Por ello, Lazcano consideró al XIX como un siglo fascinante, pues por un lado formuló el concepto de vitalismo, que no sólo permea muchos libros de texto, sino que está detrás de muchos debates sobre al aborto o la eutanasia, y al mismo sus científicos demostraron que no hay una barrera química entre lo no vivo de lo vivo, como hizo Friedrich Wöhler (alumno del mismo Berzelius) al sintetizar la urea.
Si consideramos dicho escenario es inevitable plantearnos una duda: si los químicos decimonónicos lograron sintetizar moléculas orgánicas y caracterizar el meteorito CI1 Alais, ¿porque nunca consideraron una posible transición de lo químico a lo biológico?
La respuesta es sorprendente y se relaciona con la evolución, algo que todas las disciplinas asimilaron y emplearon de una u otra forma: Malthus lo hacía con las poblaciones humanas; Lamarck y Darwin con los seres vivos; Lyell con la geología; Sadi Carnot y Thomson se valían de ella para explicar el aumento de la entropía en un sistema adiabático; Spencer la empleaba con los idiomas; Renan con las religiones, y Marx y Engels con los sistemas de producción.
“La única disciplina que no consideró a la evolución para nada en el siglo XIX fue la química y por ello dejó pasar la oportunidad de incorporar un marco de referencia evolutivo en sus descripciones”, acotó el también miembro de El Colegio Nacional.
Por ello, el gran mérito de Oparin (en la primera mitad del siglo XX) fue percatarse de esta laguna, tomar las tesis de Darwin como punto de partida y considerar a los compuestos orgánicos presentes en los meteoritos como parte de un proceso de cambio que, eventualmente, derivó en los seres vivos.
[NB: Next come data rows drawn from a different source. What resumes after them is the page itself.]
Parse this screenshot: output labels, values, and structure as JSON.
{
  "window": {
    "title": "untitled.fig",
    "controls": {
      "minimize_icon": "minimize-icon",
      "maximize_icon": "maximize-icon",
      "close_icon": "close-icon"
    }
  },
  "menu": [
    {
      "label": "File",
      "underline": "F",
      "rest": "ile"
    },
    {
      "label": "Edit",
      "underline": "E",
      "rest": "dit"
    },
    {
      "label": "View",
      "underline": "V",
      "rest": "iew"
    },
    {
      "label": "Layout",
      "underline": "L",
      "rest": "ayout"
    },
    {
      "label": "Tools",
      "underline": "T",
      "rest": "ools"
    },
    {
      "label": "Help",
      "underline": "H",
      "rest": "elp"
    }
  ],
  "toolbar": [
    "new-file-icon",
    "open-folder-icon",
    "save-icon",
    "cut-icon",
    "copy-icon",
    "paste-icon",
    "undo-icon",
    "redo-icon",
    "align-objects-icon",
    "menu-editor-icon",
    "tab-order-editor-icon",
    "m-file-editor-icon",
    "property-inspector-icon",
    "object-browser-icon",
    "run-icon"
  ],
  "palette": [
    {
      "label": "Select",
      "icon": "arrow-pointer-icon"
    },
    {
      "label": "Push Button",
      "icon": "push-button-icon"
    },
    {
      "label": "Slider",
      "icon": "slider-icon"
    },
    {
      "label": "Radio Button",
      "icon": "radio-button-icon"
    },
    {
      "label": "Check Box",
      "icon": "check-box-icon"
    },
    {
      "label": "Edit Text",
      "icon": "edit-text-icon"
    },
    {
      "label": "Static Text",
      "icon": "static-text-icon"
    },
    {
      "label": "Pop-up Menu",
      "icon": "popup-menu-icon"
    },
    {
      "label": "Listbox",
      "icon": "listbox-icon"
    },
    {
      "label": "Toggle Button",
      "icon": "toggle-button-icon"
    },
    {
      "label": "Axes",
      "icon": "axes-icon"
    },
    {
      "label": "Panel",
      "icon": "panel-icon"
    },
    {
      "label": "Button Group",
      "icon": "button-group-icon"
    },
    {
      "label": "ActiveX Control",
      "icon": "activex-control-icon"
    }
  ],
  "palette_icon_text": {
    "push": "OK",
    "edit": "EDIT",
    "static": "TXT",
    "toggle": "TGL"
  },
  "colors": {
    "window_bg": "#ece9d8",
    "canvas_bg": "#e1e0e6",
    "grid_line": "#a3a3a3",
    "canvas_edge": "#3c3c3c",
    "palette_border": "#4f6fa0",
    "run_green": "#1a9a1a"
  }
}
Esto le cerraba las puertas al vitalismo y se las abría a una secularización muy necesaria en este renglón.
“De entonces hemos avanzado un gran trecho y hoy basta abrir cualquier ejemplar de biología celular o subcelular para tener acceso a explicaciones perfectamente laicas para la expresión de los genes, la replicación del ADN, la síntesis de proteínas o la regulación diferencial de un proceso bioquímico, entre otros aspectos. Al fin podemos prescindir de cualquier causa vitalista y hemos logrado que cada libro o artículo —bien entendidos— sean un himno a una visión secular de la vida”, concluyó.